A Darker Story in Numbers
Together, these numbers—1,460 days, 12 bottles, 4 stoves, and weeks erased—form a chilling narrative. They quantify a life of extremes: a father’s determination to defy the law, at the cost of his children’s well-being. Phillips’ final act, a fatal burglary in Piopio, saw him shoot a police officer in the head, critically wounding him, before being killed in return fire. One child, Jayda, witnessed the chaos; the others were found hours later at the campsite, 2 kilometers away, alone but unharmed. The numbers don’t lie: 1,460 days of evasion ended in 1 violent night, leaving 3 children to reclaim lives they barely remember.

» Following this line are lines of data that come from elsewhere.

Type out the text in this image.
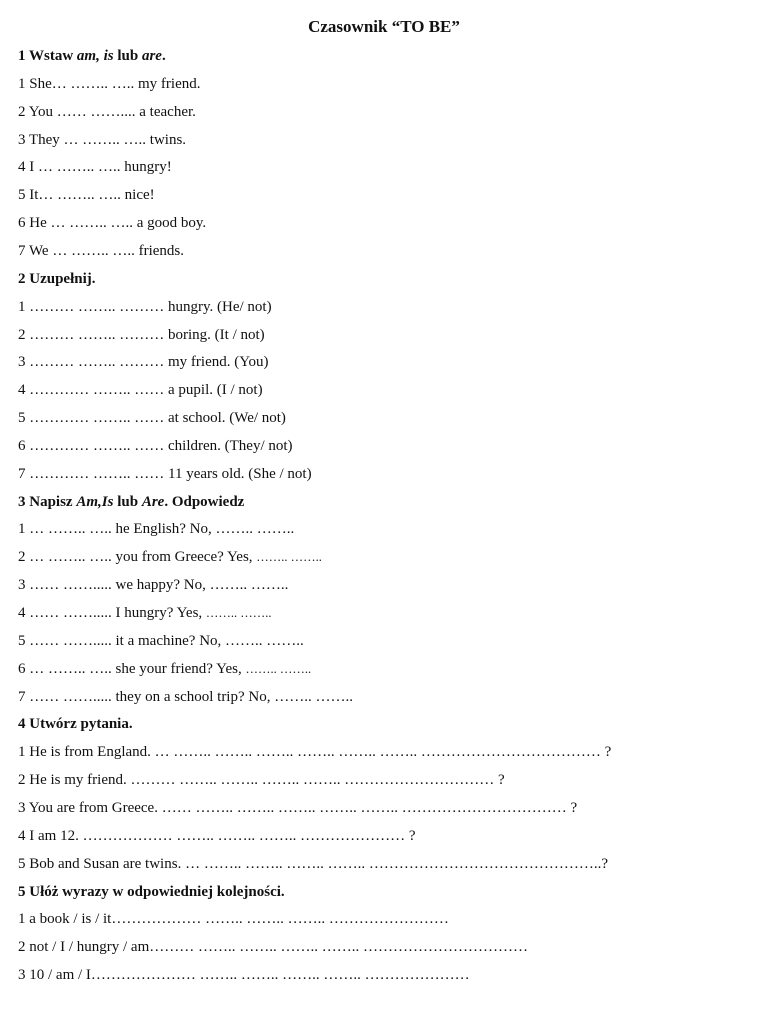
Czasownik “TO BE”
1 Wstaw am, is lub are.
1 She… …….. ….. my friend.
2 You …… …….... a teacher.
3 They … …….. ….. twins.
4 I … …….. ….. hungry!
5 It… …….. ….. nice!
6 He … …….. ….. a good boy.
7 We … …….. ….. friends.
2 Uzupełnij.
1 ……… …….. ……… hungry. (He/ not)
2 ……… …….. ……… boring. (It / not)
3 ……… …….. ……… my friend. (You)
4 ………… …….. …… a pupil. (I / not)
5 ………… …….. …… at school. (We/ not)
6 ………… …….. …… children. (They/ not)
7 ………… …….. …… 11 years old. (She / not)
3 Napisz Am,Is lub Are. Odpowiedz
1 … …….. ….. he English? No, …….. ……..
2 … …….. ….. you from Greece? Yes, …….. ……..
3 …… ……..... we happy? No, …….. ……..
4 …… ……..... I hungry? Yes, …….. ……..
5 …… ……..... it a machine? No, …….. ……..
6 … …….. ….. she your friend? Yes, …….. ……..
7 …… ……..... they on a school trip? No, …….. ……..
4 Utwórz pytania.
1 He is from England. … …….. …….. …….. …….. …….. …….. ……………………………… ?
2 He is my friend. ……… …….. …….. …….. …….. ………………………… ?
3 You are from Greece. …… …….. …….. …….. …….. …….. …………………………… ?
4 I am 12. ……………… …….. …….. …….. ………………… ?
5 Bob and Susan are twins. … …….. …….. …….. …….. ………………………………………..?
5 Ułóż wyrazy w odpowiedniej kolejności.
1 a book / is / it……………… …….. …….. …….. ……………………
2 not / I / hungry / am……… …….. …….. …….. …….. ……………………………
3 10 / am / I………………… …….. …….. …….. …….. …………………
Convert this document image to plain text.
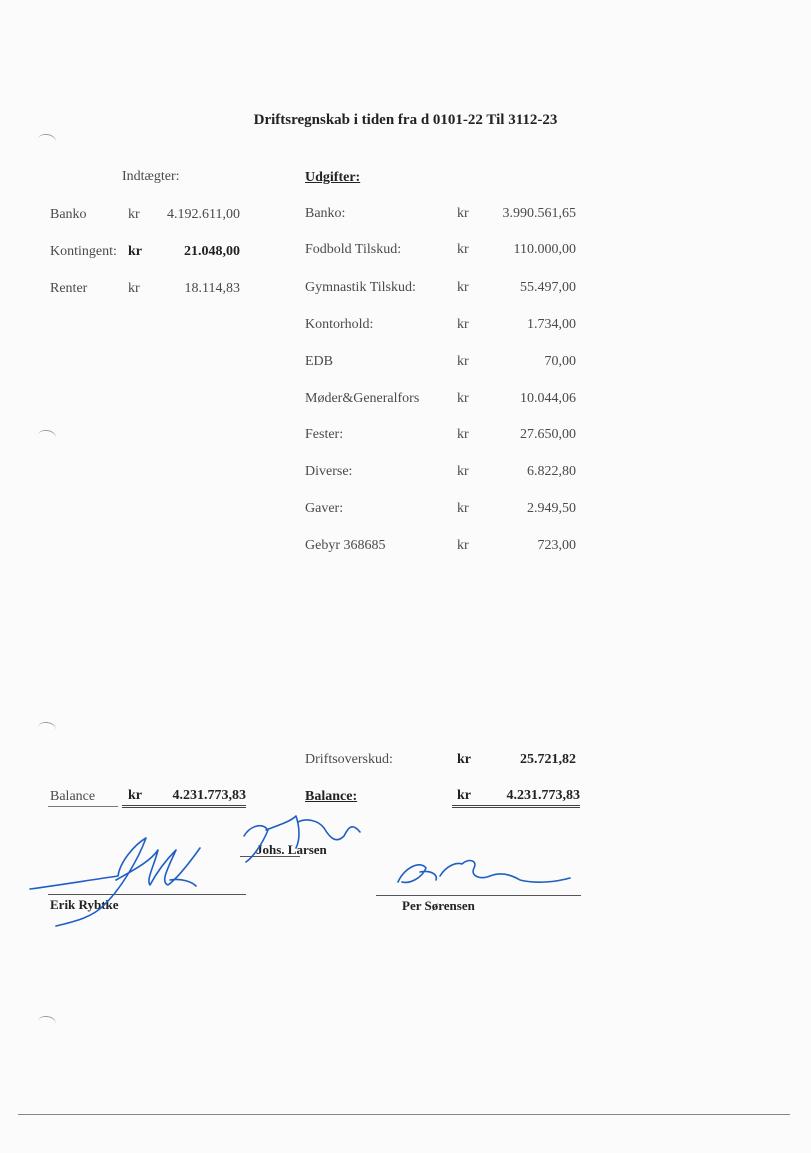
Driftsregnskab i tiden fra d 0101-22 Til 3112-23
Indtægter:
Banko	kr	4.192.611,00
Kontingent: kr	21.048,00
Renter	kr	18.114,83
Balance	kr 4.231.773,83
Udgifter:
Banko:	kr	3.990.561,65
Fodbold Tilskud:	kr	110.000,00
Gymnastik Tilskud:	kr	55.497,00
Kontorhold:	kr	1.734,00
EDB	kr	70,00
Møder&Generalfors	kr	10.044,06
Fester:	kr	27.650,00
Diverse:	kr	6.822,80
Gaver:	kr	2.949,50
Gebyr 368685	kr	723,00
Driftsoverskud:	kr	25.721,82
Balance:	kr	4.231.773,83
Erik Rybtke
Johs. Larsen
Per Sørensen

The 12 bottles and 4 stoves suggest a man teetering between ingenuity and desperation, sustaining a family in conditions most would find unbearable. The calendar’s missing weeks hint at a mind unraveling under the weight of isolation and paranoia. Phillips’ supporters—those who saw him as a rebel against authority—clash with those who view him as a reckless father who endangered his children. The numbers cut through the debate: they show a life stripped to its rawest form, where survival trumped all else.
Unanswered Questions

The campsite’s relics raise more questions than answers. Who supplied the stoves and bottles? Were locals complicit, as police suspect? A compass found at the site, its needle stuck pointing nowhere, adds a final layer of mystery—was it broken, symbolic, or a clue to an untraced path? As the children undergo therapy and reunite with their mother, Katrina Shailer, the numbers linger as a testament to their ordeal. The Independent Police Conduct Authority is probing the shooting, and a coronial inquest looms, but no investigation can fully decode the story etched in these figures.
In Marokopa, locals grapple with the aftermath. “Those numbers—1,460 days, 12 bottles, 4 stoves—they don’t tell you how the kids smiled or cried,” said resident Matewehe Phillips. “They just show you how far a man can fall.” The Waikato bush, silent and vast, holds onto its secrets, but the numbers speak loud enough: a father’s rebellion, a family’s suffering, and a tragedy counted in days and debris.